24 sep 2018 . Actualizado a las 05:00 h.

El yacimiento de Cova Eirós -en Triacastela- es conocido desde hace años como uno de los principales referentes en la investigación del Paleolítico en Galicia, pero es mucho menos sabido el hecho de que la cavidad siguió siendo frecuentada por los humanos muchos milenios después de haber servido de refugio a los grupos nómadas prehistóricos. Un estudio de los numerosos restos de cerámica hallados en las excavaciones que se realizan desde el 2008 indica que la cueva también sirvió como silo para almacenar alimentos en la alta Edad Media.

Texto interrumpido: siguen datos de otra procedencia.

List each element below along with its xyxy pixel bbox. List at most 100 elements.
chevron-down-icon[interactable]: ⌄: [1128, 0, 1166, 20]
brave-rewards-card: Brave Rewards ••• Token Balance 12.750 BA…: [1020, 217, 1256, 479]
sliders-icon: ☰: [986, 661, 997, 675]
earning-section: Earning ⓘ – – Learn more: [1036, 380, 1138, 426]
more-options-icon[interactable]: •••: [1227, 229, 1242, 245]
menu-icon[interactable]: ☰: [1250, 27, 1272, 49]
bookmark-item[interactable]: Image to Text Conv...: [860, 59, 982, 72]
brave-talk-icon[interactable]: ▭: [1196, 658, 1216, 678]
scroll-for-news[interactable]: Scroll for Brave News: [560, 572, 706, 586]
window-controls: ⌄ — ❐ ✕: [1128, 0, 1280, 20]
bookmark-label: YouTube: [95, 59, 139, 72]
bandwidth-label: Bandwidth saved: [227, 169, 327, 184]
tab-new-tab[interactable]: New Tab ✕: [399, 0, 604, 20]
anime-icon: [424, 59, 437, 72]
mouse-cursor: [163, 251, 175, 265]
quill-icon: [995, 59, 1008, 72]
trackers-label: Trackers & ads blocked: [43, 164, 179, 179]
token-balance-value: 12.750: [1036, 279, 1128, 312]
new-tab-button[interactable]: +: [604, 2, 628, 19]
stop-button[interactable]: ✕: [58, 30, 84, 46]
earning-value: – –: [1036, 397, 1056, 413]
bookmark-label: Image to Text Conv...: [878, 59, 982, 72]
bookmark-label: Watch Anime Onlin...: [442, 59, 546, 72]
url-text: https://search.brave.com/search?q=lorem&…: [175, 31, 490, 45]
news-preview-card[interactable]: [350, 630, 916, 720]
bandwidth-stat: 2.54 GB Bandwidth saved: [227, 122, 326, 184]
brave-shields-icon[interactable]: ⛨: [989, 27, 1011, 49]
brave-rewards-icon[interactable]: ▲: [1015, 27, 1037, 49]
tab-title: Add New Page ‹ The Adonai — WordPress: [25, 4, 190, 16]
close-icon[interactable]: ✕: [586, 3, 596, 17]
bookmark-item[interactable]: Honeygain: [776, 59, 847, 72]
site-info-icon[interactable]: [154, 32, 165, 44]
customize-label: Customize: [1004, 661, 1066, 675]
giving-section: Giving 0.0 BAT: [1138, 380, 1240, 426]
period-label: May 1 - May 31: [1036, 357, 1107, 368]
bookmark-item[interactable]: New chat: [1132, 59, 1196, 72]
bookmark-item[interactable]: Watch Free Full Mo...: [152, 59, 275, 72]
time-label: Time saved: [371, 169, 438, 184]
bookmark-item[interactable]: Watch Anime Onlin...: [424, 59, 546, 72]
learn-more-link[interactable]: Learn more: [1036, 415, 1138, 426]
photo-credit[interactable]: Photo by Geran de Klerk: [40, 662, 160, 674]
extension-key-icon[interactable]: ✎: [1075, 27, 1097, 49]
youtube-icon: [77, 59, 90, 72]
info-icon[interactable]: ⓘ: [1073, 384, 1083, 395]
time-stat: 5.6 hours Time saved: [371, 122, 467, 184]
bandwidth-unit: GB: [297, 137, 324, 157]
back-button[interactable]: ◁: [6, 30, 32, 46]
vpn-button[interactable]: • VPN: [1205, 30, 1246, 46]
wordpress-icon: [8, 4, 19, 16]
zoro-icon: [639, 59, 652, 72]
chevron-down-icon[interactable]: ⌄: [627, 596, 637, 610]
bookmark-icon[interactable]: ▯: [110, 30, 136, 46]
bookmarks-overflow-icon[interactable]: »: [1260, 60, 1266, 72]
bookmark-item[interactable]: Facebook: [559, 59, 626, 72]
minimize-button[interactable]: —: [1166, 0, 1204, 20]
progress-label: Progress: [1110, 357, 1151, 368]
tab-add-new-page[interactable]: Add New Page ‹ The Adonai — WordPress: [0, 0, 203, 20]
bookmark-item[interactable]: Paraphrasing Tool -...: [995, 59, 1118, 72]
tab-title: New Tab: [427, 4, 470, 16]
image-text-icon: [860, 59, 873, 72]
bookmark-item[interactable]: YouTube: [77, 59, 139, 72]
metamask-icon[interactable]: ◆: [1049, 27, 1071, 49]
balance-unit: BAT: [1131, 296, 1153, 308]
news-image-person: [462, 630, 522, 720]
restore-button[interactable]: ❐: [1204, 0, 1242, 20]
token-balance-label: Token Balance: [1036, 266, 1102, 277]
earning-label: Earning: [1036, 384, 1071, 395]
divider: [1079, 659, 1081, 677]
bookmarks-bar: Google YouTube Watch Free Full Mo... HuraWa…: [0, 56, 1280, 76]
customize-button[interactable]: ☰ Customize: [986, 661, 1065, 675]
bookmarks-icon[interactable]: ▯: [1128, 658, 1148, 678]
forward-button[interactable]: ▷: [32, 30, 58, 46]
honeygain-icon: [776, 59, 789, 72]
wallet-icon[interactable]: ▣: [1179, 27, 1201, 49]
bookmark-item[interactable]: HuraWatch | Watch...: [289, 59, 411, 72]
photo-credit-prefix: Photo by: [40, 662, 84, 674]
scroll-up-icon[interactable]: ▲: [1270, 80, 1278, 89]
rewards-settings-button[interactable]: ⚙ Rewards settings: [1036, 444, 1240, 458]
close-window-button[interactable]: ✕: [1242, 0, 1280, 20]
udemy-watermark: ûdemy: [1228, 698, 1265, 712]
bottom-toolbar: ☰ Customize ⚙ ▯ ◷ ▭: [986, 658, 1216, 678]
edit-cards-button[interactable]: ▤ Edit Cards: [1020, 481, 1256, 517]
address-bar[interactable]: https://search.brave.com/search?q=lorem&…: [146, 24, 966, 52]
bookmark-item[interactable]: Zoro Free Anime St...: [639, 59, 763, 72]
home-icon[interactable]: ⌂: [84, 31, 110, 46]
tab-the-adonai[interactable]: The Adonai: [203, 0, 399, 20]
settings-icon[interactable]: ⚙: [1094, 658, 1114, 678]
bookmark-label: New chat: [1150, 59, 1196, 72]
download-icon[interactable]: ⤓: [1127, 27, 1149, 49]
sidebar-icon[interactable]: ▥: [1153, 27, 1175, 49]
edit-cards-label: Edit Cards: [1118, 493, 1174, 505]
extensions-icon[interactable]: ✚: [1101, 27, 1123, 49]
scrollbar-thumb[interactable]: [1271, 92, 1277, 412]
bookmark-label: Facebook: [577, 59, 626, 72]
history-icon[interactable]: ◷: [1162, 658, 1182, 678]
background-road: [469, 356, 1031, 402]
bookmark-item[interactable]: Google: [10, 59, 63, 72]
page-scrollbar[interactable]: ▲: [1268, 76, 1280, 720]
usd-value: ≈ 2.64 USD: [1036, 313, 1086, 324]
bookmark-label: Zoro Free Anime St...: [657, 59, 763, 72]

La mayor parte de estas piezas, según el referido estudio, fueron encontradas en dos fosas -de un metro de diámetro y 1,3 de profundidad- que estaban situadas a la entrada de la gruta. Junto con los fragmentos de cerámica, en estos hoyos aparecieron huesos, carbones y semillas de trigo y lino. La datación por carbono 14 y el análisis estratigráfico revelaron que estos materiales pertenecen a un período comprendido entre los siglos X y XI.

El arqueólogo Mario César Vila, uno de los autores del estudio, señala a este respecto que el uso de fosas para almacenar alimentos fue una práctica muy común en las sociedades preindustriales desde el Neolítico y persistió en la época medieval. «Silos deste tipo tamén se encontraron noutras partes de Galicia, como por exemplo en dous puntos do casco histórico de Santiago», explica. «Estas fosas eran usadas como unha especie de neveiras nas que os alimentos sólidos e líquidos gardados en recipientes de cerámica podían almacenarse e conservarse durante un certo tempo, especialmente se estaban dentro dunha cova, onde a temperatura é sempre algo máis baixa que no exterior», añade.